A severe European debt crisis could result in a 9 percent decline in trips and 16 percent drop in spending – a loss of nearly $88 billion, according to new research released by the Global Business Travel Association Foundation (GBTA). According to a new report, U.S. Business Travel Outlook: European Debt Crisis Scenario, if the European debt crisis grows significantly worse it would wreak havoc on U.S. business travel.
Given the critical role of business travel in facilitating economic growth, the current slow U.S. recovery could be severely hampered if the European debt crisis is not resolved, GBTA says. "International outbound travel, which has played an outsized part in the revival of business travel since the recession, would be crushed by further deterioration in the Eurozone."
The GBTA research identified three different scenarios for the European Debt Crisis:
- Baseline/Current Scenario: A mini recession in Europe, which is already expected, would be short lived and would result in continued growth in U.S. business travel spending at $263.5 and $277.3 billion in 2012 and 2013 respectively.

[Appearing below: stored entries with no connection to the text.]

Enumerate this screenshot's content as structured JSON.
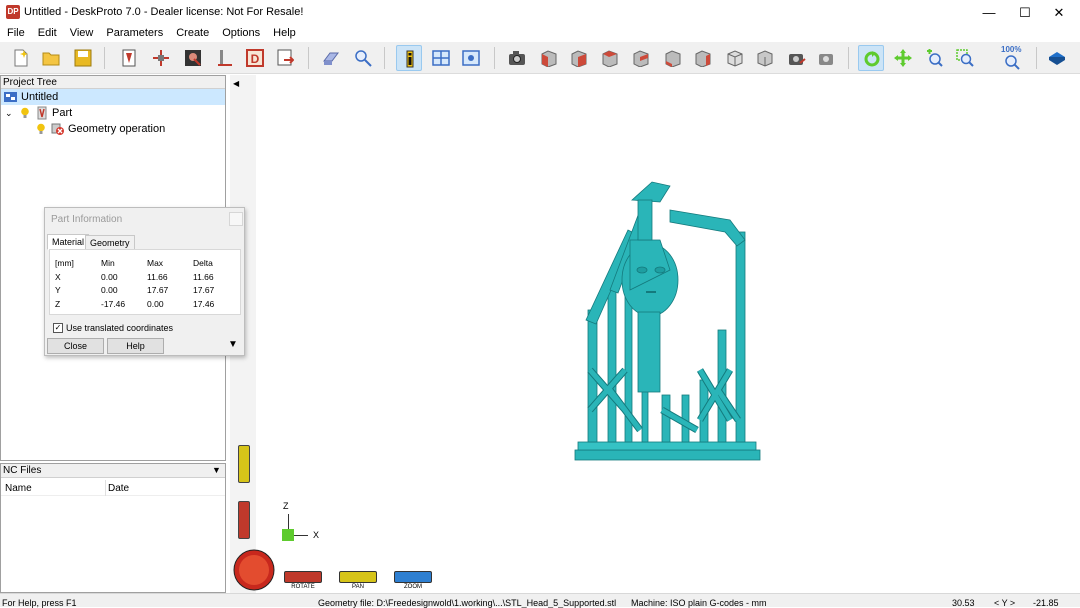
{
  "window": {
    "title": "Untitled - DeskProto 7.0 - Dealer license: Not For Resale!",
    "app_icon_text": "DP",
    "minimize_glyph": "—",
    "maximize_glyph": "☐",
    "close_glyph": "✕"
  },
  "menu": [
    "File",
    "Edit",
    "View",
    "Parameters",
    "Create",
    "Options",
    "Help"
  ],
  "toolbar": {
    "icons": [
      "new-icon",
      "open-icon",
      "save-icon",
      "import-geometry-icon",
      "move-part-icon",
      "bitmap-icon",
      "toolpath-icon",
      "vector-icon",
      "export-icon",
      "simulation-icon",
      "zoom-preview-icon",
      "info-icon",
      "layout-icon",
      "view-settings-icon",
      "camera-icon",
      "view-front-icon",
      "view-back-icon",
      "view-left-icon",
      "view-right-icon",
      "view-top-icon",
      "view-bottom-icon",
      "view-iso-icon",
      "view-iso2-icon",
      "view-reset-icon",
      "view-store-icon",
      "rotate-tool-icon",
      "pan-tool-icon",
      "zoom-tool-icon",
      "zoom-window-icon",
      "zoom-100-icon",
      "help-book-icon"
    ],
    "zoom_label": "100%",
    "colors": {
      "accent_green": "#5ecb2e",
      "active_bg": "#cce4f7"
    }
  },
  "project_tree": {
    "header": "Project Tree",
    "items": [
      {
        "label": "Untitled",
        "icon": "project-icon"
      },
      {
        "label": "Part",
        "icon": "part-icon"
      },
      {
        "label": "Geometry operation",
        "icon": "geometry-error-icon"
      }
    ]
  },
  "part_info": {
    "title": "Part Information",
    "tabs": [
      "Material",
      "Geometry"
    ],
    "columns": [
      "[mm]",
      "Min",
      "Max",
      "Delta"
    ],
    "rows": [
      {
        "axis": "X",
        "min": "0.00",
        "max": "11.66",
        "delta": "11.66"
      },
      {
        "axis": "Y",
        "min": "0.00",
        "max": "17.67",
        "delta": "17.67"
      },
      {
        "axis": "Z",
        "min": "-17.46",
        "max": "0.00",
        "delta": "17.46"
      }
    ],
    "checkbox_label": "Use translated coordinates",
    "checkbox_checked": "✓",
    "close_label": "Close",
    "help_label": "Help"
  },
  "nc_files": {
    "header": "NC Files",
    "columns": [
      "Name",
      "Date"
    ]
  },
  "viewport": {
    "model_color": "#2ab5b8",
    "axis_z": "Z",
    "axis_x": "X",
    "mouse_buttons": [
      "ROTATE",
      "PAN",
      "ZOOM"
    ]
  },
  "statusbar": {
    "help": "For Help, press F1",
    "geometry_file": "Geometry file: D:\\Freedesignwold\\1.working\\...\\STL_Head_5_Supported.stl",
    "machine": "Machine: ISO plain G-codes - mm",
    "coord_x": "30.53",
    "coord_label": "< Y >",
    "coord_y": "-21.85"
  }
}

The number of trips taken is also projected to grow slightly at 443.1 and 443.6 million trips in 2012 and 2013 in the baseline situation.
- Moderate Scenario: A prolonged recession in Europe would result in business travel growth flattening with a reduction in spend of almost $40 billion (-7 percent) and roughly 42 million trips (-5 percent) forecast between 2012 and 2013.
- Severe/Extreme Scenario: Widespread debt and banking failures across the Eurozone and possible dissolution of the European Union would push spending back to levels not seen since the Great Recession with a reduction of spend of nearly $88 billion (-16 percent) and trip volume by over 76 million trips (-9 percent) forecast between 2012 and 2013.
“This data serves as a wakeup call to the entire industry as we watch European policy makers work to contain the debt crisis. While these problems are happening abroad, they most certainly can have an effect at home,” said Michael W. McCormick, executive director and COO, GBTA.
“We’ve seen a resurgence in business travel investment, meaning slow but strong economic recovery for the U.S. However, in a severe situation where the Eurozone may even break apart, business travel would drop dramatically, severely impeding economic growth overall,” McCormick said.
The research was conducted through an analysis and econometric model used in GBTA’s Business Travel Quarterly Outlook reports which was altered or “shocked” to assume conditions of a worsening European debt crisis.